[11] The credit of this improvement is due to Lord Ellenborough.

[12] Some of the soldiers had suggested the murder of the sirdars, Lal Singh and Tig Singh (two chiefs of the army), as a temporary amusement, but the majority being indifferent to the measure, the subject was allowed to drop.

[13] Lal Singh's presence with the army was deemed, by the Punchees, (military delegates,) a politic measure, and a sort of security for the good behaviour of her respectable majesty the Ranee.

[14] Ghoolab Singh, Soochet Singh, and Dyan Singh, were three brothers who had risen to eminence in the time of Runjeet, from comparative obscurity. The two latter fell, during the wholesale massacres at Lahore, a short time ago.

[15] In the hot season, when the rains set in, the heavy floods and inundations are a sufficient protection to the frontier.


[CHAPTER IV.]

THE BRITISH FORCES—THE SIKH ARMY CROSS THE SUTLEJ—THE BATTLE OF MOODKEE—POSITION AND OPERATIONS CONSIDERED.
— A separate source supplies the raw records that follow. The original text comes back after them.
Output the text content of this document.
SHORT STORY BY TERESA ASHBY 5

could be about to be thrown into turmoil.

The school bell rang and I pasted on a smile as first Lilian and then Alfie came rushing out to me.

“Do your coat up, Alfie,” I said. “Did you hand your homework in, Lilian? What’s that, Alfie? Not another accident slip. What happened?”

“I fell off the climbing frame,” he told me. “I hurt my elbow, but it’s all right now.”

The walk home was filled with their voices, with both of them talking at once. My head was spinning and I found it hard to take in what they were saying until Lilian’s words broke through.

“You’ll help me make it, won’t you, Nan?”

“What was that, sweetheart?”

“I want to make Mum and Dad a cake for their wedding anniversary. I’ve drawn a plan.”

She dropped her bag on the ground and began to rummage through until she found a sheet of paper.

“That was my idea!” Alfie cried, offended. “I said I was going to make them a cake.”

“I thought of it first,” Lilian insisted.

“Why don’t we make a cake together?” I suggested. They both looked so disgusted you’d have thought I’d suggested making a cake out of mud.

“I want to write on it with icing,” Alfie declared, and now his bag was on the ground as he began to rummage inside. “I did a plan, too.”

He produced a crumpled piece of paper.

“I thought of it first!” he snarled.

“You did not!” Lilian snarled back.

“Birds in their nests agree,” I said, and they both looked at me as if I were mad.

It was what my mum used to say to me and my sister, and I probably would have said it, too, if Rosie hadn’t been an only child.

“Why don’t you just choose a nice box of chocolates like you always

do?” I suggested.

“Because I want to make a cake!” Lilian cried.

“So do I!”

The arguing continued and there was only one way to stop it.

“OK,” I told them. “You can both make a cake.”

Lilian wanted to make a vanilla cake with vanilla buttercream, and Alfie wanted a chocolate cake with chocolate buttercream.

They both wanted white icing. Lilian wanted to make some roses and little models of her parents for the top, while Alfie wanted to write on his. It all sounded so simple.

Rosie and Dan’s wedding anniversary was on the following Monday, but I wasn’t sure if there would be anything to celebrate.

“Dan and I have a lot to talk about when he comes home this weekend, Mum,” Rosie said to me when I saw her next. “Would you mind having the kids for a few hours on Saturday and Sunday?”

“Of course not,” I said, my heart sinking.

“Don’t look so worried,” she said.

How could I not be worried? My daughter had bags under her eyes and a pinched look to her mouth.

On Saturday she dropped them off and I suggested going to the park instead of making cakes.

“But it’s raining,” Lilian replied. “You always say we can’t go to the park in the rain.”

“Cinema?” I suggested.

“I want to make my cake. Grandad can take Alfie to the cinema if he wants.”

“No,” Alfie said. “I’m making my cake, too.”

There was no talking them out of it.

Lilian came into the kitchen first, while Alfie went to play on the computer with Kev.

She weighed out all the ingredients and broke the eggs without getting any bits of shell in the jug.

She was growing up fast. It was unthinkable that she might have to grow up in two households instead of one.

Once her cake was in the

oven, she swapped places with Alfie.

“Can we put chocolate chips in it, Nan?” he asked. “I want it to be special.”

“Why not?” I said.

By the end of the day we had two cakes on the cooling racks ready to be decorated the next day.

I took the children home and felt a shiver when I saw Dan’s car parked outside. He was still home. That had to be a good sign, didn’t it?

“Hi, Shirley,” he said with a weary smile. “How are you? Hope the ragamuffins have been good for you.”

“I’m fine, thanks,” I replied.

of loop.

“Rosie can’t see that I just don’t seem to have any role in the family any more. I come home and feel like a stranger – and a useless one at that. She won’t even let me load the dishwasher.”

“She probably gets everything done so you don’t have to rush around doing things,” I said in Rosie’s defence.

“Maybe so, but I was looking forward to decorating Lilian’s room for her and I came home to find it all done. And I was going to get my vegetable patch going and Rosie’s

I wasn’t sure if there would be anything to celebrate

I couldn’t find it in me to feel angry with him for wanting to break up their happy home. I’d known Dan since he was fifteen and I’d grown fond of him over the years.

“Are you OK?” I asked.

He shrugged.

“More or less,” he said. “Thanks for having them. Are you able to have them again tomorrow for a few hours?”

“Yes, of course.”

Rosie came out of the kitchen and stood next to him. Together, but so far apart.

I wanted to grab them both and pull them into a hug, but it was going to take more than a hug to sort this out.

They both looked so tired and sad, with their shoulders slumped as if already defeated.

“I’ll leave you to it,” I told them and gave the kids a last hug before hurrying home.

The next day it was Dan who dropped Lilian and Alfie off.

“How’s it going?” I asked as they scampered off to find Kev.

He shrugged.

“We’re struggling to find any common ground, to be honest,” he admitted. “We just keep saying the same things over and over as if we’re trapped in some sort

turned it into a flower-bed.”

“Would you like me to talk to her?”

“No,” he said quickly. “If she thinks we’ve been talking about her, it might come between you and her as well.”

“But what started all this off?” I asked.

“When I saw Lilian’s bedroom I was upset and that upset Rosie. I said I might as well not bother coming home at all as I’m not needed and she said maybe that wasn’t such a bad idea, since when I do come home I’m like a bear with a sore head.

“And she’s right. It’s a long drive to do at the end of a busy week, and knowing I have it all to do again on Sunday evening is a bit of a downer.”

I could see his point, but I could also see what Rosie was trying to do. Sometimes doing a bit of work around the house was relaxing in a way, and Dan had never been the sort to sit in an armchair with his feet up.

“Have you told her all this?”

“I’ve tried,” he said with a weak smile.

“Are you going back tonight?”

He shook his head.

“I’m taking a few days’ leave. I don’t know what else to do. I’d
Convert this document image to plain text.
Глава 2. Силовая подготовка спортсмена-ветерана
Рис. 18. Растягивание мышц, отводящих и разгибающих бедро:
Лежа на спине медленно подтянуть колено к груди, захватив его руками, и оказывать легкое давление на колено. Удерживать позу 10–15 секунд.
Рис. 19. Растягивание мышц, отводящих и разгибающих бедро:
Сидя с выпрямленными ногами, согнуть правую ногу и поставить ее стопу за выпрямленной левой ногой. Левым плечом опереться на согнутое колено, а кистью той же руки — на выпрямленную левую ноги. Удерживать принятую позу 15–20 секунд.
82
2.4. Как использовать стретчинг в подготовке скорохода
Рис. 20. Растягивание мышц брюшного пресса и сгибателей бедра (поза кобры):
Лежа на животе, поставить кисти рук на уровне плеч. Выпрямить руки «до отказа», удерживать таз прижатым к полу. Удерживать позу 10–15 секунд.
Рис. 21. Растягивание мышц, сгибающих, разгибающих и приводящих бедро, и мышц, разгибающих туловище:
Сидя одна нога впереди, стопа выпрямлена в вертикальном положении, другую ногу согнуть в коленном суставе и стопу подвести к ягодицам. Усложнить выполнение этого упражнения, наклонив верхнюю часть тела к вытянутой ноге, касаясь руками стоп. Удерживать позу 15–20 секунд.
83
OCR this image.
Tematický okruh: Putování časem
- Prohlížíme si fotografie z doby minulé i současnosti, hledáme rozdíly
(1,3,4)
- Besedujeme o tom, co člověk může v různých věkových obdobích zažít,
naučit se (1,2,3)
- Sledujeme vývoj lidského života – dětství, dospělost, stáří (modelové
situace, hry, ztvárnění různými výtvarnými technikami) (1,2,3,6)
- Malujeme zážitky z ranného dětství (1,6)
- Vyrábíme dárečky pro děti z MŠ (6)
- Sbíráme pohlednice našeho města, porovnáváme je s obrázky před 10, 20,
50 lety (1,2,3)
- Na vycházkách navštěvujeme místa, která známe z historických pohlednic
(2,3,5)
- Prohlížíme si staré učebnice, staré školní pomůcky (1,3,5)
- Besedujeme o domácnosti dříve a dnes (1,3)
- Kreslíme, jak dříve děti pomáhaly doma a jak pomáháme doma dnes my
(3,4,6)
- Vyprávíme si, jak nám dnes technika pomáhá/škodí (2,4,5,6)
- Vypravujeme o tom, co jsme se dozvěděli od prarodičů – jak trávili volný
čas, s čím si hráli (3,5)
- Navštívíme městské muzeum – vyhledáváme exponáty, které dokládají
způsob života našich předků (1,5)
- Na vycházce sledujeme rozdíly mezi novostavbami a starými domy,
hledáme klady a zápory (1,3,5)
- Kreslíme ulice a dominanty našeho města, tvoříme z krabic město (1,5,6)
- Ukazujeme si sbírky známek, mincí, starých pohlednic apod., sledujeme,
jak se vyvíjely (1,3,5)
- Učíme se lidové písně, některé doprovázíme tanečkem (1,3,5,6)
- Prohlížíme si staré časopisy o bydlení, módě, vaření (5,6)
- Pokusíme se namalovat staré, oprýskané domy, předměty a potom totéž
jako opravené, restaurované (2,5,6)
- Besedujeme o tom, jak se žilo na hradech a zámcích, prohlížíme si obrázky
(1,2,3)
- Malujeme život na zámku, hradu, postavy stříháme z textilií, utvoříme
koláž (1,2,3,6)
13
Under the circumstances thus briefly detailed, it would appear to have been expedient to bring matters at once to a crisis; for this annual threatening posture assumed by the gigantic incubus which Runjeet Singh had created on our threshold, could not be suffered permanently to draw the strength of the British forces in the presidency to guard their frontier. But it was generally understood that the wishes of Leadenhall Street were strongly in favour of a pacific line of conduct, and thus the governor-general had little choice as to the line of operations to be pursued.